5. The system for establishing the three-dimensional model of the tunnel based on the double-shield TBM process is characterized in that the upper computer is arranged at the O point of the axial position of the shield, a series of small-diameter observation holes A, B, C, D, E, F, G are drilled in the shield, a quick mounting base and a rail are arranged at each observation hole, the quick mounting and dismounting of the scanner are facilitated, and the scanner at each observation hole can scan and observe the surrounding rocks within a certain range.

6. The system for establishing the three-dimensional model of the tunnel based on the double-shield TBM process is characterized in that the scanner is in a modular design and comprises a surrounding rock profile scanning module, a surrounding rock topography observation module, a wireless communication module and a control module, and hardware comprises a distance meter, an inclinometer, a camera, a light source, an electronic stretching and rotating platform, a battery, a microprocessor, a signal conditioning and converting circuit; the scanner has a self-diagnosis function, can report problem alarm information and diagnosis information to an upper computer through a lower computer when a problem is generated, and is convenient to further process and solve.

7. The system for establishing the three-dimensional model of the tunnel based on the double-shield TBM process is characterized in that the microprocessor finishes data acquisition, data transmission and instruction receiving of an upper computer, the whole scanner is powered by a high-performance high-temperature lithium battery and can adapt to a severe underground environment, and therefore automatic starting of measurement, ending of measurement, starting of data transmission, stopping of data transmission and instruction receiving of the upper computer are achieved.

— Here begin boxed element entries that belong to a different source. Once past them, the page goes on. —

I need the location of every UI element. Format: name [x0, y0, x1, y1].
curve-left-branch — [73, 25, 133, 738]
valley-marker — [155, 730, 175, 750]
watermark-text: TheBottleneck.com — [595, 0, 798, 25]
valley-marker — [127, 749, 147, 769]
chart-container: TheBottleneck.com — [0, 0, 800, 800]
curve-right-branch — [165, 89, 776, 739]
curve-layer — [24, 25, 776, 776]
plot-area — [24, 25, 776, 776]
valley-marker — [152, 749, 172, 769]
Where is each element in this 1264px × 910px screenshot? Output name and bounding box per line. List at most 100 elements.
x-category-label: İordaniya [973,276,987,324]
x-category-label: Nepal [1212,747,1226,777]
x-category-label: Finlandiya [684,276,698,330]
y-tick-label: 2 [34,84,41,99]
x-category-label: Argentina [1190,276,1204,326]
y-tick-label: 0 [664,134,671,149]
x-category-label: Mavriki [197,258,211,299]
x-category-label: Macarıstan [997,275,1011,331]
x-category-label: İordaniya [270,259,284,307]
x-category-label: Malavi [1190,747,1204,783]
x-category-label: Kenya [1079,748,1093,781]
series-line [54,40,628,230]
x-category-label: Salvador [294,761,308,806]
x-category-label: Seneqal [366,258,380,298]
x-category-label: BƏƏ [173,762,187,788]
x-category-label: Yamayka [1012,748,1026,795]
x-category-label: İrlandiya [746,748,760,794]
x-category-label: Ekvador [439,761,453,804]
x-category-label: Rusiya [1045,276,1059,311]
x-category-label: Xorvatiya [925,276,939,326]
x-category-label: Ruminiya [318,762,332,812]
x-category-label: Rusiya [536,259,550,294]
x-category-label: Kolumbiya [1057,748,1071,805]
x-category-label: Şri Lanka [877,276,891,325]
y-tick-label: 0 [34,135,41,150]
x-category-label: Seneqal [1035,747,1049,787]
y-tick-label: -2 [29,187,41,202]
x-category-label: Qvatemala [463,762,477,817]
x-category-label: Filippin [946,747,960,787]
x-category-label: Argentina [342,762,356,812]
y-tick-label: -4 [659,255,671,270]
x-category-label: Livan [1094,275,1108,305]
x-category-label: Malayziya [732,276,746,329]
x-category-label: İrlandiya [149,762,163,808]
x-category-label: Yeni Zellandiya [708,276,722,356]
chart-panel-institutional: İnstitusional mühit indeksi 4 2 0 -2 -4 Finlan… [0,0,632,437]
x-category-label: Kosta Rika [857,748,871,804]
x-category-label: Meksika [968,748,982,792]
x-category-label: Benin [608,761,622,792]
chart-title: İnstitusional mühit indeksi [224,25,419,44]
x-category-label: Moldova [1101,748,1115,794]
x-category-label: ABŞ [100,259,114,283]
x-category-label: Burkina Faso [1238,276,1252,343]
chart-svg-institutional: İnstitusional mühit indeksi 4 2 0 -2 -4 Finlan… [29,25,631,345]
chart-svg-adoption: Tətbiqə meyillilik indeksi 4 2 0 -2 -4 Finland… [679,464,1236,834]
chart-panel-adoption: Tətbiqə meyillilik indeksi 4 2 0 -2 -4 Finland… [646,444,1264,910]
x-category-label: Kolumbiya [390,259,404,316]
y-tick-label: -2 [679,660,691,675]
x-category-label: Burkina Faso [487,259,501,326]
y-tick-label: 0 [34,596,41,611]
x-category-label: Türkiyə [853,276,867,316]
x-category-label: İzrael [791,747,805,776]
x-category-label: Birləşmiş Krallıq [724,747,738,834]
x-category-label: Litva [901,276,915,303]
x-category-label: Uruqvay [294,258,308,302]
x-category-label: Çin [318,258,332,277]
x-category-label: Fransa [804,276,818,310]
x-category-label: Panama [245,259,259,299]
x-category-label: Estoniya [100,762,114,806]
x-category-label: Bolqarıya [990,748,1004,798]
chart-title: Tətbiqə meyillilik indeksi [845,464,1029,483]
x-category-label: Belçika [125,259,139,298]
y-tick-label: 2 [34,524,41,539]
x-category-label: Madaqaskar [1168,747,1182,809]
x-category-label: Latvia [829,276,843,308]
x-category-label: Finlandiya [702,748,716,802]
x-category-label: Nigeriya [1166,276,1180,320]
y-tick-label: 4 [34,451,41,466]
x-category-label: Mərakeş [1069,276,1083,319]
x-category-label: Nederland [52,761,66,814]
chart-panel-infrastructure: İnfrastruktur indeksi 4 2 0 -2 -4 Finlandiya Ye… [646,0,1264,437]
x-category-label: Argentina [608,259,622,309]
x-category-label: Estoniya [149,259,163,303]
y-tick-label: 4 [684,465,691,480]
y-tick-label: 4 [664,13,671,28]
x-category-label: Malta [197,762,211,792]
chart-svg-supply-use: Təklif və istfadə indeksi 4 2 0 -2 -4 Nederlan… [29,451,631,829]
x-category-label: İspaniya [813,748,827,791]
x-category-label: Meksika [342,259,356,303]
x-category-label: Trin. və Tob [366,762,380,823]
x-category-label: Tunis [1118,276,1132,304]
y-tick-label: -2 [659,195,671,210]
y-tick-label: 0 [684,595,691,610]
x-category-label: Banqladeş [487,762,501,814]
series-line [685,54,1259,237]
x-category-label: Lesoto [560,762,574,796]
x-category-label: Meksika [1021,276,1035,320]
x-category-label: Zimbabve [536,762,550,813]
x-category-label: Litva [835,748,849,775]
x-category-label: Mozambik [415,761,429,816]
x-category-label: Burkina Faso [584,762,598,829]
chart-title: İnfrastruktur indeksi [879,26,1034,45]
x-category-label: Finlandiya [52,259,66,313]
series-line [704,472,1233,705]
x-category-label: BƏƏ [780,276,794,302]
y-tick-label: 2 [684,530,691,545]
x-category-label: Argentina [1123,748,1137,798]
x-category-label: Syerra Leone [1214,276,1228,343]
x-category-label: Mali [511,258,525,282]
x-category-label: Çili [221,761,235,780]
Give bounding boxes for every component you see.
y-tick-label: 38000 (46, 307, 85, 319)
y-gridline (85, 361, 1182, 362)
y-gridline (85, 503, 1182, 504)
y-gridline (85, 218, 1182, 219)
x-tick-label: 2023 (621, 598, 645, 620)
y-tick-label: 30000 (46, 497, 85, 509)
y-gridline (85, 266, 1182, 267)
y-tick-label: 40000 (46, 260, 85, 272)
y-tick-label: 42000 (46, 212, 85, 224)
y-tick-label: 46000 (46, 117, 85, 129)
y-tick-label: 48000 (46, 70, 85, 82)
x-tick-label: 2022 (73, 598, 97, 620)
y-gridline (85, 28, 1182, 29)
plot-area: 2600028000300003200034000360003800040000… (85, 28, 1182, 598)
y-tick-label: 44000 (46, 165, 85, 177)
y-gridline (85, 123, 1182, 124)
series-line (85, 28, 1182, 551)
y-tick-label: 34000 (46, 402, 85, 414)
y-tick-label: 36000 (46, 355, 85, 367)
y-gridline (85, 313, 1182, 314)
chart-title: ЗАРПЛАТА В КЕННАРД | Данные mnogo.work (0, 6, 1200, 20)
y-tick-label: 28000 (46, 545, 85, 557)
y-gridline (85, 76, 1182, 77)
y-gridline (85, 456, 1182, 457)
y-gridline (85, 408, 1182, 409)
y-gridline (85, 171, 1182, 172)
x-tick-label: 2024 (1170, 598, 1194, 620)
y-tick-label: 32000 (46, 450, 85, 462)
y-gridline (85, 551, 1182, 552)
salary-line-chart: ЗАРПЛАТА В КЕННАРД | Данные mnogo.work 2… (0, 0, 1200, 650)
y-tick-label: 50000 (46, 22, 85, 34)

8. The system for building the three-dimensional model of the tunnel based on the double-shield TBM process is characterized in that the distance meter and the inclinometer can respectively acquire distance and angle signals with the center of the electronic telescopic and rotary platform as a temporary coordinate origin, the appearance of the surrounding rock in a certain range can be shot and observed in real time through a camera and a light source, the electronic telescopic and rotary platform can realize continuous switching, extending and retracting of observation holes in different working directions, and the conversion of the working positions of the distance meter and the inclinometer is facilitated, so that the surrounding rock in the certain range can be observed;

the operation range of the electronic telescopic and rotary platform is in the tangent range of the shield at the observation hole, and the measurement range is determined by the position of the shield at the observation hole.

9. The system for establishing the tunnel three-dimensional model based on the double-shield TBM process is characterized in that other obstacles are not generated basically except for the fact that an auxiliary propulsion oil cylinder can be shielded in a transmission path, so that the scanner is installed in two installation directions formed by the double shields to avoid the blockage of the auxiliary propulsion oil cylinder, signal attenuation is small in the transmission process, wireless signal transmission is mainly directly connected through wireless communication modules in an upper computer and a lower computer to achieve transmission of angle, distance and image signals, the transmission mode meets the requirements of a use environment, standard communication protocols are supported, the stability, the portability and the development of the system are guaranteed, and the wireless communication technology is one of RFID, NFC, Bluetooth, ZigBee, WiFi or UWB.

10. The system for building the three-dimensional tunnel model based on the double-shield TBM process is characterized in that the scanner is installed at the observation hole of the rear shield auxiliary propulsion cylinder and scans the tunnel outline and the rock appearance characteristics by adopting a temporary coordinate system, wherein each tunnel section range to be measured is jointly scanned and spliced by a group of scanners, so that the scanners can measure a series of tunnel section data along with the intermittent propulsion of the rear shield.